Blotter: U.S. working to identify bodies in attack on senior AQ leader's hideout; Update: CIA rushing resources to Pakistan for Osama hunt

They’re still the only news source carrying this story. If you missed it this weekend, here’s part one. Now comes the next not-really-that-exciting-or-plausible installment:

Efforts are now underway to identify the dead following a U.S. and NATO strike in a remote area of eastern Afghanistan over the weekend, according to Afghan officials…

Eyewitnesses to the bombing and follow-up ground assault on the compound in Mandaghel, near the border with Pakistan, said two or three massive bombs were dropped on the compound. They described scenes of fierce hand-to-hand combat between the ANA (Afghan National Army) and enemy combatants holed up inside the compound.

Afghan officials, who did not want to be identified, said the strike targeted a mix of foreign and Afghan militants loyal to al Qaeda and Hizbi Islami, or HIG, the extremist group headed by former fundamentalist prime minister Gulbuddhin Hecmatyar.

Really? The U.S. military thought it might have Osama cornered — so they sent in Afghans with bayonets fixed to storm the compound? We made that mistake once before; I doubt we’d do it again.

Maybe they’re just saying that to put an Afghan face on the operation in case a big kill does turn up. I don’t know. I want to believe. And I’d be plenty happy if that big kill turns out to be Hekmatyar instead of someone from AQ.

Update: CSM wonders if the threat isn’t overblown (a little):

Still, Al Qaeda remains a loose network of like-minded individuals, instead of a tightly controlled terrorist hierarchy. Three-quarters of Al Qaeda’s pre-9/11 leaders were killed or captured, according to US estimates.
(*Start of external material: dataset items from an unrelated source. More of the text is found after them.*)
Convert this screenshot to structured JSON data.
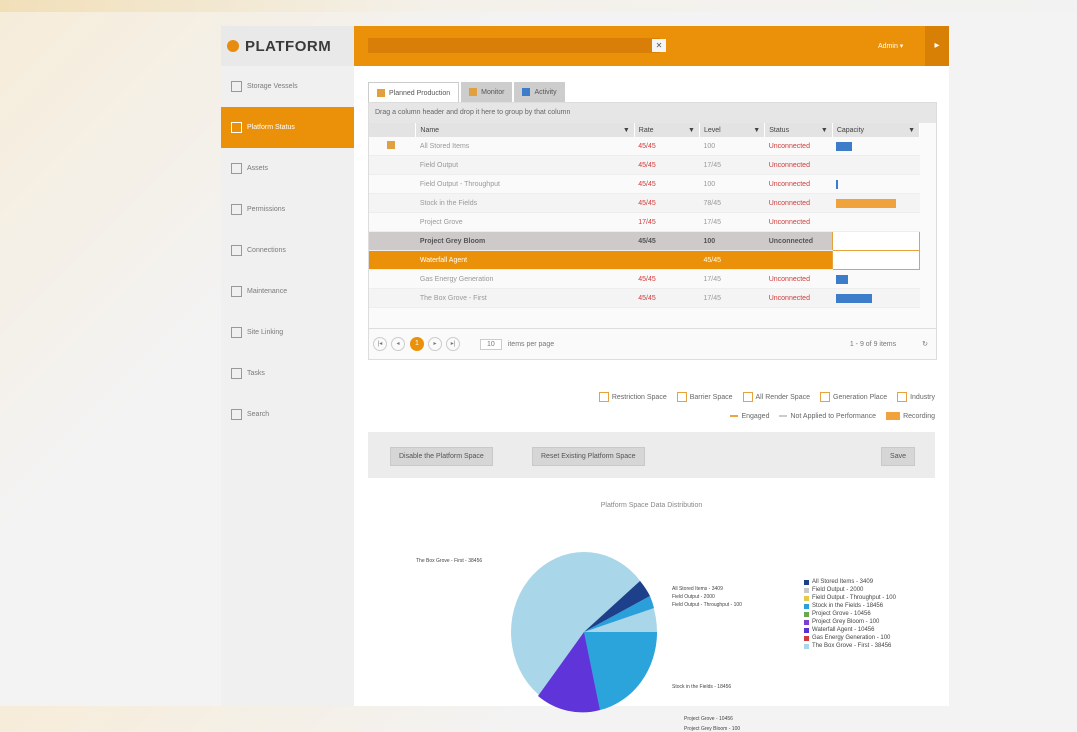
{
  "app": {
    "logo_text": "PLATFORM"
  },
  "header": {
    "search_placeholder": "",
    "search_icon": "search-icon",
    "user_label": "Admin ▾",
    "menu_icon": "menu-icon"
  },
  "sidebar": {
    "items": [
      {
        "label": "Storage Vessels",
        "active": false
      },
      {
        "label": "Platform Status",
        "active": true
      },
      {
        "label": "Assets",
        "active": false
      },
      {
        "label": "Permissions",
        "active": false
      },
      {
        "label": "Connections",
        "active": false
      },
      {
        "label": "Maintenance",
        "active": false
      },
      {
        "label": "Site Linking",
        "active": false
      },
      {
        "label": "Tasks",
        "active": false
      },
      {
        "label": "Search",
        "active": false
      }
    ]
  },
  "tabs": [
    {
      "label": "Planned Production",
      "active": true
    },
    {
      "label": "Monitor",
      "active": false
    },
    {
      "label": "Activity",
      "active": false
    }
  ],
  "grid": {
    "group_hint": "Drag a column header and drop it here to group by that column",
    "columns": [
      "Name",
      "Rate",
      "Level",
      "Status",
      "Capacity"
    ],
    "rows": [
      {
        "name": "All Stored Items",
        "rate": "45/45",
        "level": "100",
        "status": "Unconnected",
        "capacity": 0.2,
        "cap_color": "#3d7cc8",
        "style": ""
      },
      {
        "name": "Field Output",
        "rate": "45/45",
        "level": "17/45",
        "status": "Unconnected",
        "capacity": 0,
        "cap_color": "#3d7cc8",
        "style": "alt"
      },
      {
        "name": "Field Output - Throughput",
        "rate": "45/45",
        "level": "100",
        "status": "Unconnected",
        "capacity": 0.03,
        "cap_color": "#3d7cc8",
        "style": ""
      },
      {
        "name": "Stock in the Fields",
        "rate": "45/45",
        "level": "78/45",
        "status": "Unconnected",
        "capacity": 0.75,
        "cap_color": "#f0a23c",
        "style": "alt"
      },
      {
        "name": "Project Grove",
        "rate": "17/45",
        "level": "17/45",
        "status": "Unconnected",
        "capacity": 0,
        "cap_color": "#3d7cc8",
        "style": ""
      },
      {
        "name": "Project Grey Bloom",
        "rate": "45/45",
        "level": "100",
        "status": "Unconnected",
        "capacity": 0,
        "cap_color": "#3d7cc8",
        "style": "sel-grey"
      },
      {
        "name": "Waterfall Agent",
        "rate": "",
        "level": "45/45",
        "status": "",
        "capacity": 0,
        "cap_color": "#3d7cc8",
        "style": "sel-orange"
      },
      {
        "name": "Gas Energy Generation",
        "rate": "45/45",
        "level": "17/45",
        "status": "Unconnected",
        "capacity": 0.15,
        "cap_color": "#3d7cc8",
        "style": ""
      },
      {
        "name": "The Box Grove - First",
        "rate": "45/45",
        "level": "17/45",
        "status": "Unconnected",
        "capacity": 0.45,
        "cap_color": "#3d7cc8",
        "style": "alt"
      }
    ],
    "pager": {
      "current": "1",
      "page_size": "10",
      "page_size_label": "items per page",
      "info": "1 - 9 of 9 items"
    }
  },
  "legend_row1": [
    "Restriction Space",
    "Barrier Space",
    "All Render Space",
    "Generation Place",
    "Industry"
  ],
  "legend_row2": [
    "Engaged",
    "Not Applied to Performance",
    "Recording"
  ],
  "actions": {
    "disable_label": "Disable the Platform Space",
    "reset_label": "Reset Existing Platform Space",
    "save_label": "Save"
  },
  "chart": {
    "title": "Platform Space Data Distribution",
    "callouts": [
      "The Box Grove - First - 38456",
      "All Stored Items - 3409",
      "Field Output - 2000",
      "Field Output - Throughput - 100",
      "Stock in the Fields - 18456",
      "Project Grove - 10456",
      "Project Grey Bloom - 100"
    ],
    "legend": [
      {
        "label": "All Stored Items - 3409",
        "color": "#1e3f8a"
      },
      {
        "label": "Field Output - 2000",
        "color": "#c9c9c9"
      },
      {
        "label": "Field Output - Throughput - 100",
        "color": "#e6c94a"
      },
      {
        "label": "Stock in the Fields - 18456",
        "color": "#2b9fd9"
      },
      {
        "label": "Project Grove - 10456",
        "color": "#6aa84f"
      },
      {
        "label": "Project Grey Bloom - 100",
        "color": "#7d3fd1"
      },
      {
        "label": "Waterfall Agent - 10456",
        "color": "#5b2fd6"
      },
      {
        "label": "Gas Energy Generation - 100",
        "color": "#d03a3a"
      },
      {
        "label": "The Box Grove - First - 38456",
        "color": "#a9d6e8"
      }
    ]
  }
}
Aside from Osama bin Laden and his deputy Ayman al-Zawahiri, many of its leaders are relative rookies.

Nor has Al Qaeda’s new Pakistani infrastructure replaced the multiple camps it operated in Afghanistan, capable of training thousands of recruits at once. “The numbers are not the same, but there are volunteers who are attempting to reestablish [training grounds],” McConnell said.
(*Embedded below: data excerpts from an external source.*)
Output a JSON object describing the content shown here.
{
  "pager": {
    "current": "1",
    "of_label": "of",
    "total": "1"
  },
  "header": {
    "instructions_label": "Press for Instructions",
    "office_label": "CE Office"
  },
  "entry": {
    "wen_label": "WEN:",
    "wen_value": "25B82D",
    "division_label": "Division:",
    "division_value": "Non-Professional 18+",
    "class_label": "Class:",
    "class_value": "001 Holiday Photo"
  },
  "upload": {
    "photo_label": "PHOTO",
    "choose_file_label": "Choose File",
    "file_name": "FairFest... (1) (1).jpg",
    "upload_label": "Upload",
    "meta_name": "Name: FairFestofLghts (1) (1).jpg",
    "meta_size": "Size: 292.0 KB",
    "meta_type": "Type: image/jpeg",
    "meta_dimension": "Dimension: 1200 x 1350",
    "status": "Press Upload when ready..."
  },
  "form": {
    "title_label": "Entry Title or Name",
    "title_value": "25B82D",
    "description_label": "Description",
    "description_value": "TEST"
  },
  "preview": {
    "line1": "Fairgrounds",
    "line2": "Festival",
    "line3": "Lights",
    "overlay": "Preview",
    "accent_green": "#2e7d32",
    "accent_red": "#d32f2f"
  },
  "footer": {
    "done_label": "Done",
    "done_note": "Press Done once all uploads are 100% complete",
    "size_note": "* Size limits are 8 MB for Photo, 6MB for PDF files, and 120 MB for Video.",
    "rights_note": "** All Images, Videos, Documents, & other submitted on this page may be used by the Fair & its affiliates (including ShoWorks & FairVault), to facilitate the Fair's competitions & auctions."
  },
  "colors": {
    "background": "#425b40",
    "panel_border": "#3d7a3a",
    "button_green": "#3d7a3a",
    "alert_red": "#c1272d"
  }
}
Update: It’s probably not related to the attack in Kunar, but the Blotter says the CIA may have picked up a scent:

Armed with fresh intelligence, the CIA is moving additional man power and equipment into Pakistan in the effort to find Osama bin Laden and his deputy Ayman al Zawahri, U.S. officials tell ABC News.

“Reports that the trail has gone stone cold are not correct,” said one U.S. official. “We are very much increasing our efforts there,” the official said.
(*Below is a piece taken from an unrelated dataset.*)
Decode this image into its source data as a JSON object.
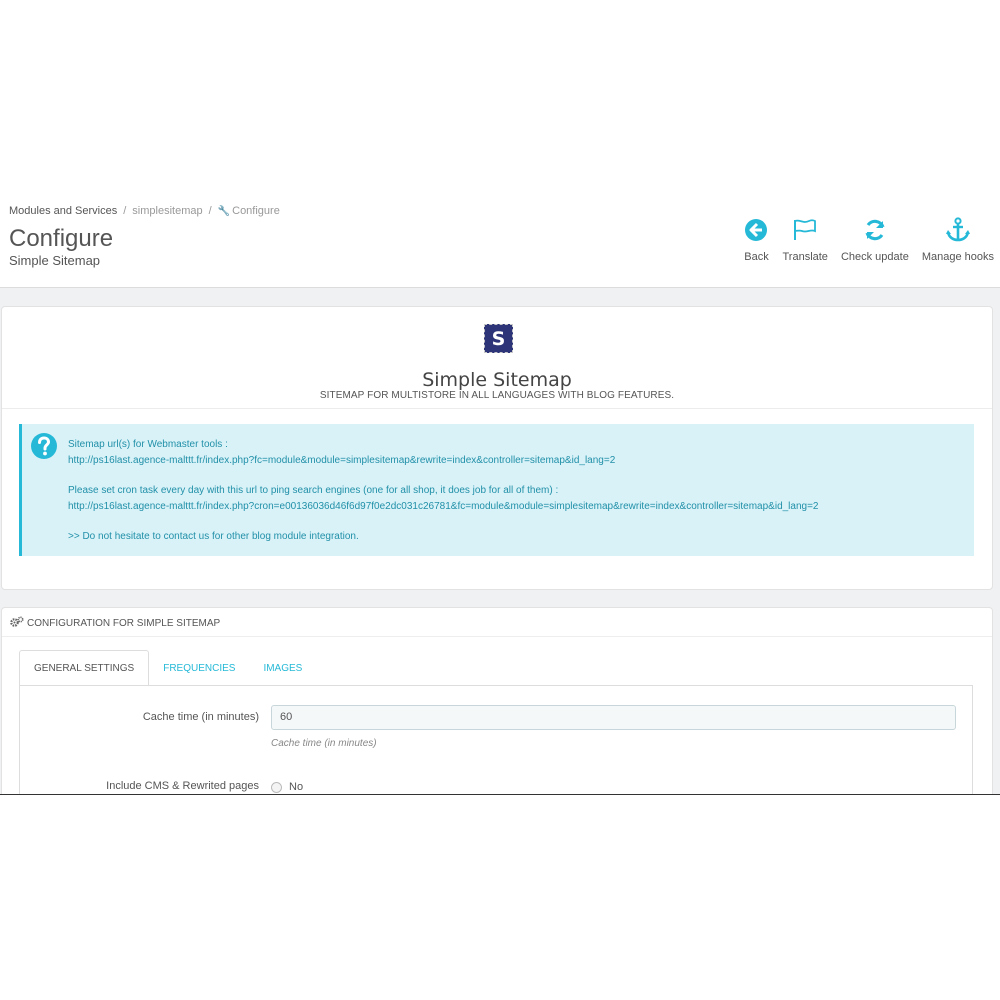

People familiar with the CIA operation say undercover officers with paramilitary training have been ordered into Pakistan and the area across the border with Afghanistan as part of the ramp-up…

Past intelligence has indicated that bin Laden often changed locations in March, traveling to hiding places in the mountains once the snow cover begins to melt.

No mystery where the intel’s probably coming from.